Room for Creativity

by Mary Jo Bowling

One of the most important spaces in a home is where you can pursue simple pleasures like arranging flowers, working with wood, or developing craft projects. Such an area need not be large--even a small closet will suffice if it's well designed. Here are some ideas to get you started on your own project room.

Flowers in the laundry

Jann Jaffe made a big career change, and as a result, she changed her house. When the Santa Barbara woman gave up her film production career, she started working with flowers. Her laundry room doubles as a floral project room, with all the counter space, water, and outdoor access she needs. Working around the washer and dryer, Jaffe created two work centers: a wet area and a dry area.

DESIGN: Jann Jaffe, Garden Lane Floral, Santa Barbara (805/969-7769)


* Recycled containers are used for storage--strawberry boxes hold notepaper, and French flower buckets store rolls of wrapping paper. Later, either can be used to hold flower arrangements.

* The wet area has a sink surrounded by a zinc countertop. It's perfect for cutting and arranging flowers or repotting houseplants.

* The dry area uses wall-hung shelves for tissue paper, ribbon, wrap, and more countertops.

Tips for creating your own project room

1. Light. Make sure you have good lighting, both natural and electric.

2. Work surface. You will need a sturdy work surface at a height appropriate for your project. To determine size and material, ask yourself if you will be standing or sitting, if the projects are wet or dry, and if you need a cutting surface.

3. Storage. Take a look at your tools and materials. Their number and size will determine how many shelves you need and how tall they should be.

4. Utilities. Evaluate your water and electricity needs.
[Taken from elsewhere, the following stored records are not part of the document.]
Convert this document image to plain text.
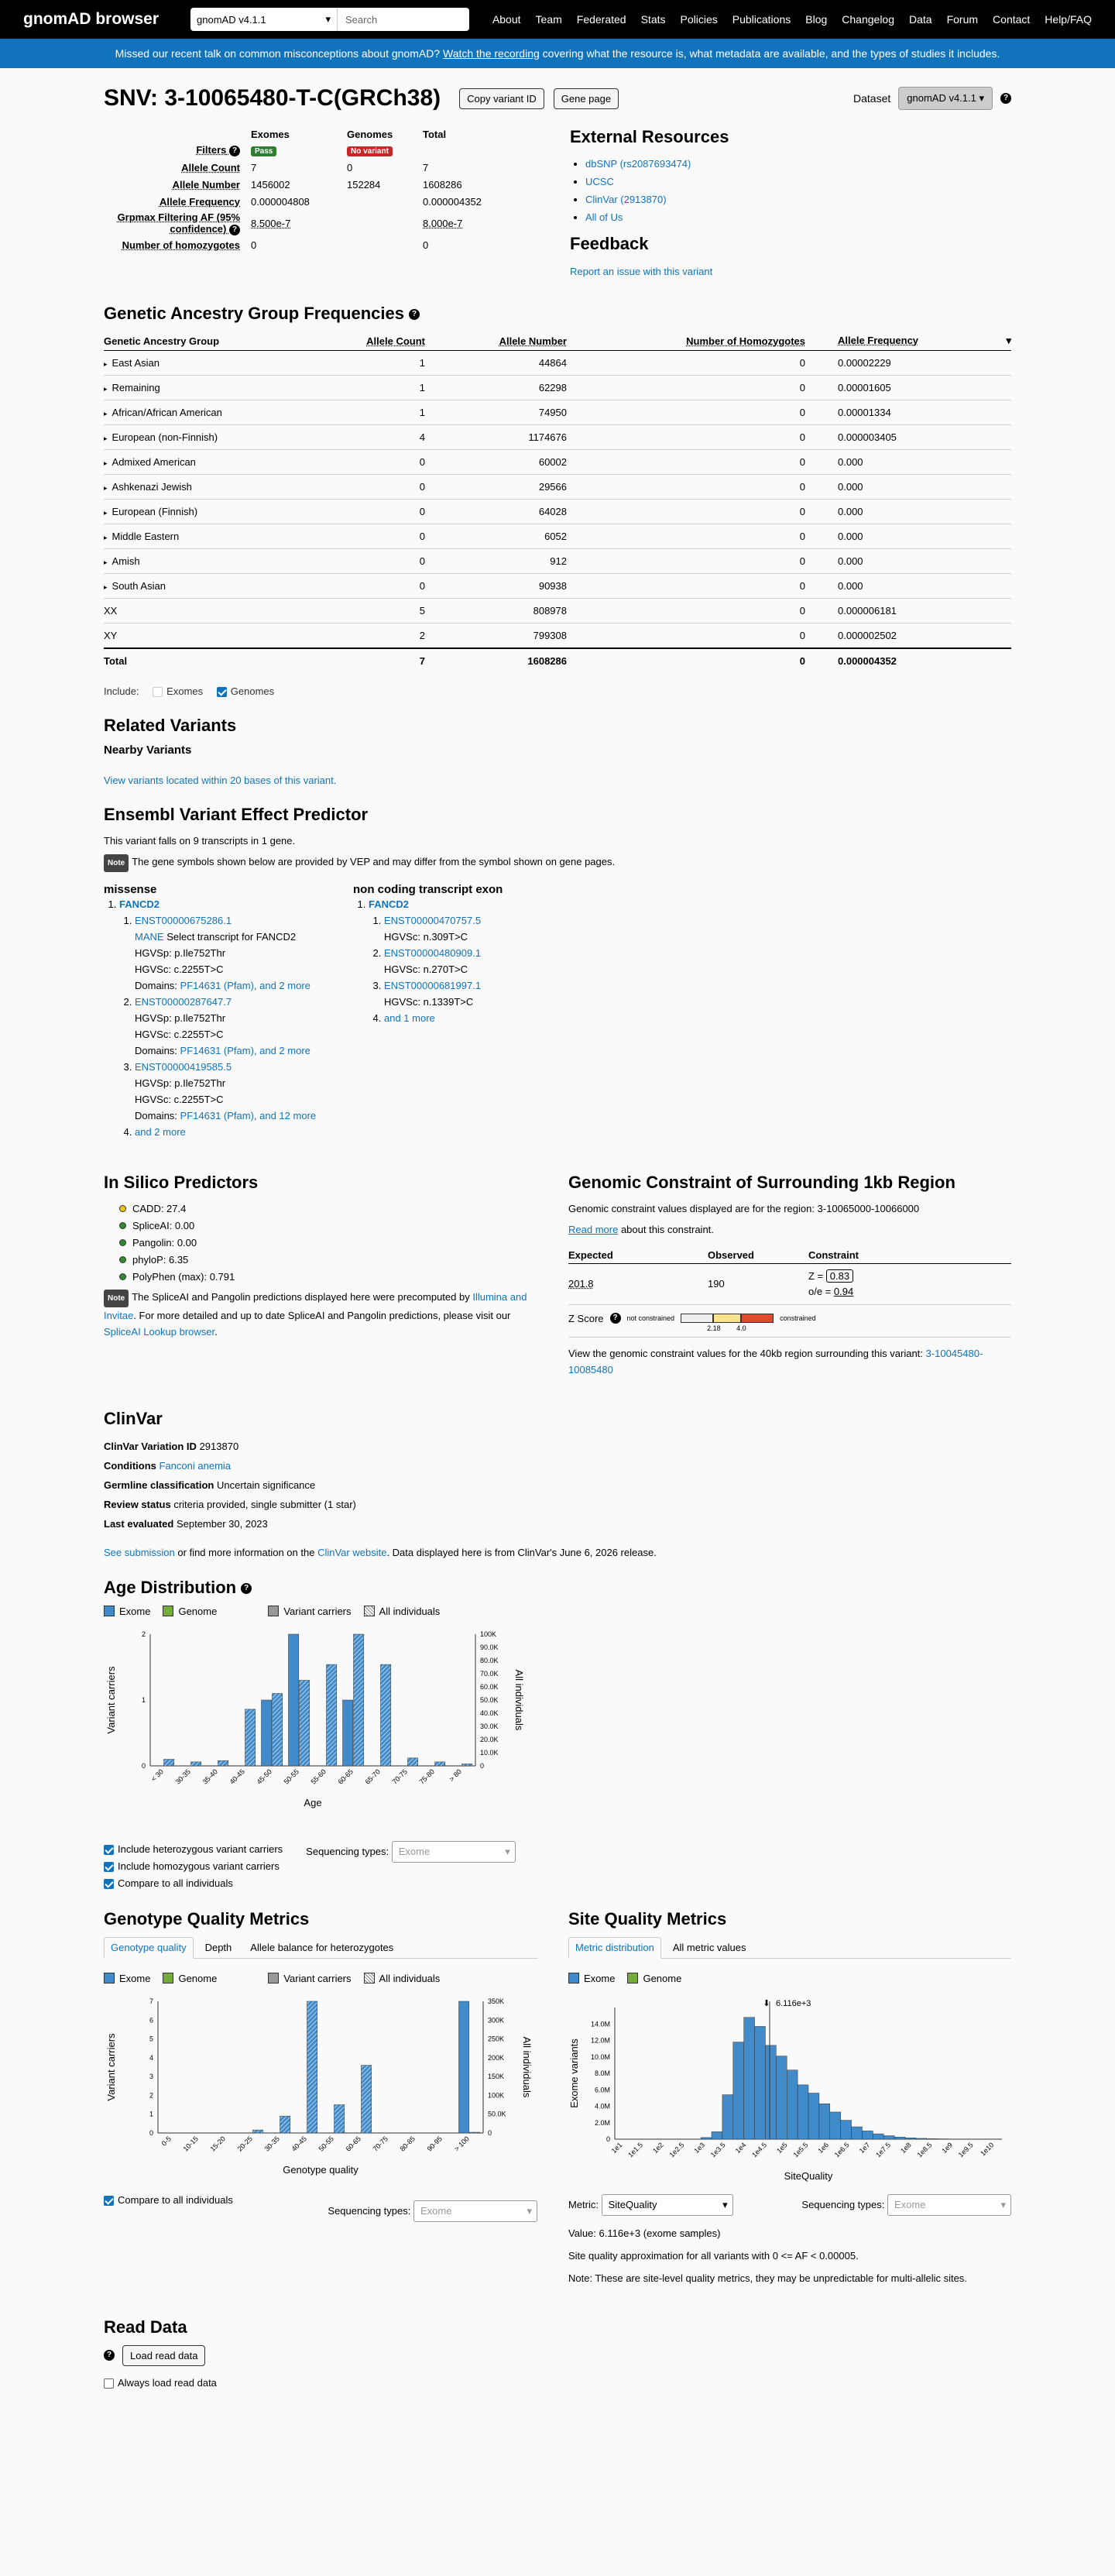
gnomAD browser	gnomAD v4.1.1	▾	Search	About Team Federated Stats Policies Publications Blog Changelog Data Forum Contact Help/FAQ
Missed our recent talk on common misconceptions about gnomAD? Watch the recording covering what the resource is, what metadata are available, and the types of studies it includes.
SNV: 3-10065480-T-C(GRCh38)	Copy variant ID	Gene page	Dataset	gnomAD v4.1.1 ▾	?
	Exomes	Genomes	Total
Filters ?	Pass	No variant	
Allele Count	7	0	7
Allele Number	1456002	152284	1608286
Allele Frequency	0.000004808		0.000004352
Grpmax Filtering AF (95% confidence) ?	8.500e-7		8.000e-7
Number of homozygotes	0		0
External Resources
• dbSNP (rs2087693474)
• UCSC
• ClinVar (2913870)
• All of Us
Feedback
Report an issue with this variant
Genetic Ancestry Group Frequencies ?
Genetic Ancestry Group	Allele Count	Allele Number	Number of Homozygotes	Allele Frequency ▾

▸ East Asian	1	44864	0	0.00002229
▸ Remaining	1	62298	0	0.00001605
▸ African/African American	1	74950	0	0.00001334
▸ European (non-Finnish)	4	1174676	0	0.000003405
▸ Admixed American	0	60002	0	0.000
▸ Ashkenazi Jewish	0	29566	0	0.000
▸ European (Finnish)	0	64028	0	0.000
▸ Middle Eastern	0	6052	0	0.000
▸ Amish	0	912	0	0.000
▸ South Asian	0	90938	0	0.000
XX	5	808978	0	0.000006181
XY	2	799308	0	0.000002502
Total	7	1608286	0	0.000004352
Include:	Exomes	Genomes
Related Variants
Nearby Variants
View variants located within 20 bases of this variant.
Ensembl Variant Effect Predictor
This variant falls on 9 transcripts in 1 gene.
Note The gene symbols shown below are provided by VEP and may differ from the symbol shown on gene pages.
missense
1. FANCD2
1. ENST00000675286.1
MANE Select transcript for FANCD2
HGVSp: p.Ile752Thr
HGVSc: c.2255T>C
Domains: PF14631 (Pfam), and 2 more
2. ENST00000287647.7
HGVSp: p.Ile752Thr
HGVSc: c.2255T>C
Domains: PF14631 (Pfam), and 2 more
3. ENST00000419585.5
HGVSp: p.Ile752Thr
HGVSc: c.2255T>C
Domains: PF14631 (Pfam), and 12 more
4. and 2 more
non coding transcript exon
1. FANCD2
1. ENST00000470757.5
HGVSc: n.309T>C
2. ENST00000480909.1
HGVSc: n.270T>C
3. ENST00000681997.1
HGVSc: n.1339T>C
4. and 1 more
In Silico Predictors
CADD: 27.4
SpliceAI: 0.00
Pangolin: 0.00
phyloP: 6.35
PolyPhen (max): 0.791
Note The SpliceAI and Pangolin predictions displayed here were precomputed by Illumina and Invitae. For more detailed and up to date SpliceAI and Pangolin predictions, please visit our SpliceAI Lookup browser.
Genomic Constraint of Surrounding 1kb Region
Genomic constraint values displayed are for the region: 3-10065000-10066000
Read more about this constraint.
Expected	Observed	Constraint
201.8	190	Z = 0.83
o/e = 0.94
Z Score	?	not constrained
2.18 4.0
constrained
View the genomic constraint values for the 40kb region surrounding this variant: 3-10045480-10085480
ClinVar
ClinVar Variation ID 2913870
Conditions Fanconi anemia
Germline classification Uncertain significance
Review status criteria provided, single submitter (1 star)
Last evaluated September 30, 2023
See submission or find more information on the ClinVar website. Data displayed here is from ClinVar's June 6, 2026 release.
Age Distribution ?
Exome	Genome	Variant carriers	All individuals
0
1
2
0
10.0K
20.0K
30.0K
40.0K
50.0K
60.0K
70.0K
80.0K
90.0K
100K
< 30 30-35 35-40 40-45 45-50 50-55 55-60 60-65 65-70 70-75 75-80 > 80
Age
Variant carriers	All individuals
Include heterozygous variant carriers
Include homozygous variant carriers
Compare to all individuals
Sequencing types: Exome	▾
Genotype Quality Metrics
Genotype quality	Depth	Allele balance for heterozygotes
Exome	Genome	Variant carriers	All individuals
0
1
2
3
4
5
6
7
0
50.0K
100K
150K
200K
250K
300K
350K
0-5 10-15 15-20 20-25 30-35 40-45 50-55 60-65 70-75 80-85 90-95 > 100
Genotype quality
Variant carriers	All individuals
Compare to all individuals
Sequencing types: Exome	▾
Site Quality Metrics
Metric distribution	All metric values
Exome	Genome
0
2.0M
4.0M
6.0M
8.0M
10.0M
12.0M
14.0M
1e1 1e1.5 1e2 1e2.5 1e3 1e3.5 1e4 1e4.5 1e5 1e5.5 1e6 1e6.5 1e7 1e7.5 1e8 1e8.5 1e9 1e9.5 1e10
⬇ 6.116e+3
SiteQuality
Exome variants
Metric: SiteQuality	▾	Sequencing types: Exome	▾
Value: 6.116e+3 (exome samples)
Site quality approximation for all variants with 0 <= AF < 0.00005.
Note: These are site-level quality metrics, they may be unpredictable for multi-allelic sites.
Read Data
?	Load read data
Always load read data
Jaffe says she wishes she had put electric outlets all around her workspace.

Craft closet

This 2- by 5-foot family room closet has been reborn as a craft center. It's outfitted with clever, clearly labeled cabinetry to organize supplies. The best part? "You can close the doors during a project, and no one will see the mess," says Birns.

DESIGN: Laura Birns Design, Del Mar, CA (


* Doors backed with dowels hold rolls of wrapping paper.

* Shelves and cabinets are easy-to-clean white laminate--an advantage in an area where materials like paint and glue are used.

* A 2-foot-long extension pulls out for more Space.

* A drawer contains a wastebasket and extra storage space.

* Recessed can lights-two inside the former closet and a third over the adjoining space--brighten work surfaces.

Parents' retreat

Geoff Holton and Margaret Norman have big hobbies and a small house. Their activities--he likes woodworking, she makes pottery--call for a lot of large, noisy tools best used away from the house. So they designed a shared backyard workspace containing a woodworking shop on one side and a pottery studio on the other.

The space has become especially important with the arrival of their son. "With the baby, there's no way I could have a studio away from home," says Norman. "I can take my baby monitor in there when he's sleeping, and a window lets me see the yard and patio and keep an eye on him when he's playing." Holton, an architect, adds: "We needed a place to be creative. Of course, I get to be creative in my work, but that comes with deadlines. At home, I'm free of that. This is the happiest room in our house."

DESIGN: Geoff Holton and Margaret Norman, Geoffrey Holton & Associates, Oakland (510/663-9797)


* The wood shop opens to the patio through a large glass door that slides on barn door hardware.

* The studio overlooks the yard through a window.

* A wall of fiberglass panels separates the workspaces, which allows the couple to share natural light, while maintaining privacy and providing a "dust barrier" between table saws and wet clay.